Senegal Moves to Clamp Down on IUU Fishing

EJF trawler
EJF file image

Published May 12, 2024 1:02 PM by The Maritime Executive


In a bid to curb the rampant IUU (illegal, unregulated and unreported) fishing along its coastline, the new Senegalese government has initiated a raft of measures to protect its marine resources. This started last week with the publication of the list of vessels authorized to fish in Senegal’s national waters. According to the list issued by the Minister of Fisheries Dr. Fatou Diouf, only a total of 151 vessels, including 132 national and 19 foreign vessels, have licenses to fish in the country. The ministry added that the publication of the list is in line with the principle of transparency, the new government approach in management of public resources.

For years, the Senegalese government has come under immense scrutiny for corrupt practices in management of the national fisheries.

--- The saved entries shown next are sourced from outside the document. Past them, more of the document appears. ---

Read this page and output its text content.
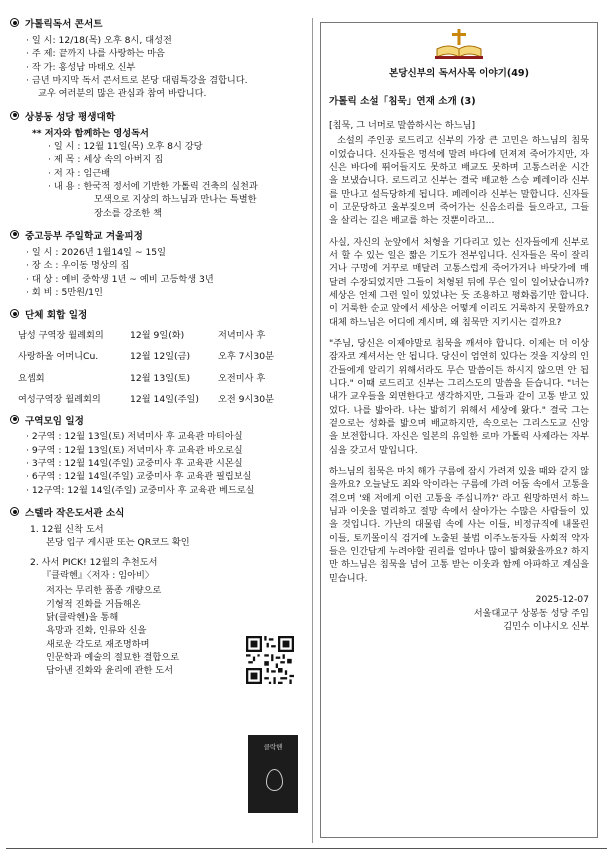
가톨릭독서 콘서트
· 일 시: 12/18(목) 오후 8시, 대성전
· 주 제: 끝까지 나를 사랑하는 마음
· 작 가: 홍성남 마태오 신부
· 금년 마지막 독서 콘서트로 본당 대림특강을 겸합니다.
교우 여러분의 많은 관심과 참여 바랍니다.
상봉동 성당 평생대학
** 저자와 함께하는 영성독서
· 일 시 : 12월 11일(목) 오후 8시 강당
· 제 목 : 세상 속의 아버지 집
· 저 자 : 임근배
· 내 용 : 한국적 정서에 기반한 가톨릭 건축의 실천과
모색으로 지상의 하느님과 만나는 특별한
장소를 강조한 책
중고등부 주일학교 겨울피정
· 일 시 : 2026년 1월14일 ~ 15일
· 장 소 : 우이동 명상의 집
· 대 상 : 예비 중학생 1년 ~ 예비 고등학생 3년
· 회 비 : 5만원/1인
단체 회합 일정
남성 구역장 월례회의	12월 9일(화)	저녁미사 후
사랑하올 어머니Cu.	12월 12일(금)	오후 7시30분
요셉회	12월 13일(토)	오전미사 후
여성구역장 월례회의	12월 14일(주일)	오전 9시30분
구역모임 일정
· 2구역 : 12월 13일(토) 저녁미사 후 교육관 마티아실
· 9구역 : 12월 13일(토) 저녁미사 후 교육관 바오로실
· 3구역 : 12월 14일(주일) 교중미사 후 교육관 시몬실
· 6구역 : 12월 14일(주일) 교중미사 후 교육관 필립보실
· 12구역: 12월 14일(주일) 교중미사 후 교육관 베드로실
스텔라 작은도서관 소식
1. 12월 신착 도서
본당 입구 게시판 또는 QR코드 확인
2. 사서 PICK! 12월의 추천도서
『클락헨』〈저자 : 임아비〉
저자는 무리한 품종 개량으로
기형적 진화를 거듭해온
닭(클락헨)을 통해
욕망과 진화, 인류와 신을
새로운 각도로 재조명하며
인문학과 예술의 절묘한 결합으로
담아낸 진화와 윤리에 관한 도서
클락헨
본당신부의 독서사목 이야기(49)
가톨릭 소설「침묵」연재 소개 (3)
[침묵, 그 너머로 말씀하시는 하느님]
소설의 주인공 로드리고 신부의 가장 큰 고민은 하느님의 침묵이었습니다. 신자들은 멍석에 말려 바다에 던져져 죽어가지만, 자신은 바다에 뛰어들지도 못하고 배교도 못하며 고통스러운 시간을 보냈습니다. 로드리고 신부는 결국 배교한 스승 페레이라 신부를 만나고 설득당하게 됩니다. 페레이라 신부는 말합니다. 신자들이 고문당하고 울부짖으며 죽어가는 신음소리를 들으라고, 그들을 살리는 길은 배교를 하는 것뿐이라고...
사실, 자신의 눈앞에서 처형을 기다리고 있는 신자들에게 신부로서 할 수 있는 일은 짧은 기도가 전부입니다. 신자들은 목이 잘리거나 구멍에 거꾸로 매달려 고통스럽게 죽어가거나 바닷가에 매달려 수장되었지만 그들이 처형된 뒤에 무슨 일이 일어났습니까? 세상은 언제 그런 일이 있었냐는 듯 조용하고 평화롭기만 합니다. 이 거룩한 순교 앞에서 세상은 어떻게 이리도 거룩하지 못할까요? 대체 하느님은 어디에 계시며, 왜 침묵만 지키시는 걸까요?
"주님, 당신은 이제야말로 침묵을 깨셔야 합니다. 이제는 더 이상 잠자코 계셔서는 안 됩니다. 당신이 엄연히 있다는 것을 지상의 인간들에게 알리기 위해서라도 무슨 말씀이든 하시지 않으면 안 됩니다." 이때 로드리고 신부는 그리스도의 말씀을 듣습니다. "너는 내가 교우들을 외면한다고 생각하지만, 그들과 같이 고통 받고 있었다. 나를 밟아라. 나는 밟히기 위해서 세상에 왔다." 결국 그는 겉으로는 성화를 밟으며 배교하지만, 속으로는 그리스도교 신앙을 보전합니다. 자신은 일본의 유일한 로마 가톨릭 사제라는 자부심을 갖고서 말입니다.
하느님의 침묵은 마치 해가 구름에 잠시 가려져 있을 때와 같지 않을까요? 오늘날도 죄와 악이라는 구름에 가려 어둠 속에서 고통을 겪으며 '왜 저에게 이런 고통을 주십니까?' 라고 원망하면서 하느님과 이웃을 멀리하고 절망 속에서 살아가는 수많은 사람들이 있을 것입니다. 가난의 대물림 속에 사는 이들, 비정규직에 내몰린 이들, 토끼몰이식 검거에 노출된 불법 이주노동자들 사회적 약자들은 인간답게 누려야할 권리를 얼마나 많이 밟혀왔을까요? 하지만 하느님은 침묵을 넘어 고통 받는 이웃과 함께 아파하고 계심을 믿습니다.
2025-12-07
서울대교구 상봉동 성당 주임
김민수 이냐시오 신부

A 2022 report by the Senegalese National Office to Fight Fraud and Corruption (OFNAC), noted grievous infractions of the country’s Fisheries Code by the Ministry of Fisheries at the time. The report highlighted irregularities in issuance of industrial fishing licenses, to the detriment of artisanal fishing and national food security. To mitigate against these nebulous practices, stakeholders have been demanding an audit and publication of the list of fishing vessels authorized in Senegal.

“Greenpeace Africa welcomes the decision of the new Senegalese government to publish the list of vessels authorized to fish in the country’s waters. We strongly encourage Senegal to continue on this path and to audit Senegalese flag and join Fisheries Transparency Initiative (FiTI), a global initiative promoting Transparency and public disclosure of information on fisheries governance,” commented environmental campaign group Greenpeace Africa.

As a follow-up to the disclosure of the list of fishing vessels, Senegalese Council of Ministers, chaired by the president Bassirou Diomaye Diakhar Faye, has called for strengthening the country’s Maritime Fishing Code in order to combat illegal fishing activities.

In addition, President Faye called for an inventory and evaluation of state intervention, subsidies and funding in the fisheries sector. He also ordered the government to prioritize renewing and securing the fleet of the artisanal fisherfolk.

Senegal is the second largest fish producer in West Africa after Nigeria, but its poor governance of fisheries has allowed pilferage by dodgy industrial fishing fleets. A recent report by the London-based global affairs think tank ODI assessed economic impact of IUU fishing in five vulnerable countries: Ecuador, Ghana, Peru, the Philippines and Senegal. The report found that IUU fishing could be costing the five countries 0.26 percent of their combined GDP, leaving over 30,000 people jobless and pushing another 140,000 people deeper into poverty.